Promising technology
👾 NVIDIA's big AI moment is here. This year, following the hype around OpenAI's ChatGPT, Microsoft's revamped Bing, and a slew of other competitors, NVIDIA's AI push finally seems to be leading somewhere. NVIDIA's new DGX Cloud comes in, an (obviously) online way to tap into the power of its AI supercomputers. Starting at a mere $36,999 a month for a single node, it’s meant to be a more flexible way for companies to scale up their AI needs.
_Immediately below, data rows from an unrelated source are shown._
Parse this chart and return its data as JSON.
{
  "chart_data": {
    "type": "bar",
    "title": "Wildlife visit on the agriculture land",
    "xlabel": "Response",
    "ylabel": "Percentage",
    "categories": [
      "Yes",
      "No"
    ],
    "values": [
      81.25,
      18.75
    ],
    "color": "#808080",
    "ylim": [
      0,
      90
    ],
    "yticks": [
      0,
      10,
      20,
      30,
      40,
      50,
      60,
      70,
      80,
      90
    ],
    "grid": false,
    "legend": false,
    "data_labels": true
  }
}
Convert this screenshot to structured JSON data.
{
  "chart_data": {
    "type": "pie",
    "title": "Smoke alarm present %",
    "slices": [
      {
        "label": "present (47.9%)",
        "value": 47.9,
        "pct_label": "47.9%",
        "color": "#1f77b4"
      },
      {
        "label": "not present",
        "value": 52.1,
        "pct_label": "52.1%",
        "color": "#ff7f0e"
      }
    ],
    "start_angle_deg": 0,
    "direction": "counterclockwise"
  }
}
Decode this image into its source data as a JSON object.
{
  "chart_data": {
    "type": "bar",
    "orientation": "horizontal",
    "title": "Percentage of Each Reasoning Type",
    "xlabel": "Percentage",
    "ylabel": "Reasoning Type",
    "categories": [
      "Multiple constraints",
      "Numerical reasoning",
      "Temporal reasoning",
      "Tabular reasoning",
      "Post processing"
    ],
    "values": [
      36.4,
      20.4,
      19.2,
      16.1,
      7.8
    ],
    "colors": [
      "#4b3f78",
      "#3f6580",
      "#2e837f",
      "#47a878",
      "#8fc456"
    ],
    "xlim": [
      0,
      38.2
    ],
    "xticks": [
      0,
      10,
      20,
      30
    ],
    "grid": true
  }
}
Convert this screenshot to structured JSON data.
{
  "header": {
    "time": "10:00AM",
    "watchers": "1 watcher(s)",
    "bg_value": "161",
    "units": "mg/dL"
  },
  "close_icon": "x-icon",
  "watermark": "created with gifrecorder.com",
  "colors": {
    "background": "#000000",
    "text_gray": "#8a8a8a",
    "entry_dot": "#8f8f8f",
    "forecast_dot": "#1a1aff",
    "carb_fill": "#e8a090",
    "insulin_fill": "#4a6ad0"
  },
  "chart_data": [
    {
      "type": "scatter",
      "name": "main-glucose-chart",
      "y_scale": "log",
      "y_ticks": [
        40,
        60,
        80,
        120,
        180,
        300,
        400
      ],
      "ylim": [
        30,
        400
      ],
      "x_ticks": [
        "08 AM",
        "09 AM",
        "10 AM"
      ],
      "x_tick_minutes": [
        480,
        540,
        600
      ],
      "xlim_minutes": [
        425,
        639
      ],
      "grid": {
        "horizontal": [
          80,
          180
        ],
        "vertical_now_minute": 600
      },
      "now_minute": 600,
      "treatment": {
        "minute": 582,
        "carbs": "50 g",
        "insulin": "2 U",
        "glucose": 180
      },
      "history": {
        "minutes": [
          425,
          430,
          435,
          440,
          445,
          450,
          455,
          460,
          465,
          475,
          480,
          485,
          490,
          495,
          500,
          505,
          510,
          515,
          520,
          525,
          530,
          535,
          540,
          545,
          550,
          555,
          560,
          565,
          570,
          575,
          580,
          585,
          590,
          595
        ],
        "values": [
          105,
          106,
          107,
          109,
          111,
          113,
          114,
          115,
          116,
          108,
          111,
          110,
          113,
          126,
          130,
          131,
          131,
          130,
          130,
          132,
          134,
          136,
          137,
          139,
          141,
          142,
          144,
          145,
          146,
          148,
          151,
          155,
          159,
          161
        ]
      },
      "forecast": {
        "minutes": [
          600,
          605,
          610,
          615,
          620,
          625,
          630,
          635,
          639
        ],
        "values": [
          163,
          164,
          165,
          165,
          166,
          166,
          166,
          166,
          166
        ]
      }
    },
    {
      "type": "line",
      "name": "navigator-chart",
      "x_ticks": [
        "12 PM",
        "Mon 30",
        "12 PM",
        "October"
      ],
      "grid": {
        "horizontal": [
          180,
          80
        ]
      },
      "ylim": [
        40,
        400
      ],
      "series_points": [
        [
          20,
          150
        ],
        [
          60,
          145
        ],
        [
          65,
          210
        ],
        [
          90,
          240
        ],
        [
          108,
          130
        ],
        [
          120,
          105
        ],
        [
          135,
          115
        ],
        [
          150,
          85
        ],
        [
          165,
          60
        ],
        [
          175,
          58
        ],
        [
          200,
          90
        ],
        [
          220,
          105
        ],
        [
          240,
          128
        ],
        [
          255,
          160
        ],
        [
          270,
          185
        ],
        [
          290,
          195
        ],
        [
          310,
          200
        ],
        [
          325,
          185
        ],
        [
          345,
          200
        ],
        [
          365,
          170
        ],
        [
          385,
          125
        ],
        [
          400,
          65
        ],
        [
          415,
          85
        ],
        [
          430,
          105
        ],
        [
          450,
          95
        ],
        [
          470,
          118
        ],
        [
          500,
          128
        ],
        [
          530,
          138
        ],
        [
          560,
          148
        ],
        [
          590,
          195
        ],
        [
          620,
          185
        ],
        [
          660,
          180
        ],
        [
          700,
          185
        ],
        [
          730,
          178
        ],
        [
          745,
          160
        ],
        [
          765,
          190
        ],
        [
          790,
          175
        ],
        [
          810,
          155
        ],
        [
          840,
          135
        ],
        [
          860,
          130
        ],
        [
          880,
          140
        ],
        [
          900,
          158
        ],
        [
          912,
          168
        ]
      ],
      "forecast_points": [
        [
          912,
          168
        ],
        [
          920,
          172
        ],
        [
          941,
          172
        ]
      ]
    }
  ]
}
Simply speaking, NVIDIA streamlines the process of creating new AI to any startup coming to the market
👾 Google partners with AI startup Replit to take on Microsoft’s GitHub. Google is partnering to combine its artificial intelligence language models with software from startup Replit that helps computer programmers write code. Replit, which has 20M users, said its Ghostwriter app would rely on Google’s language-generation AI to improve its ability to suggest blocks of code, complete programs, and answer developer questions.
Insightful data
Founders’ relationships with investors in the downturn. In a recent survey conducted by Sifted, 51% of respondents reported a worsening relationship with their backers since the downturn hit. 53% of them say investors haven't offered them good advice.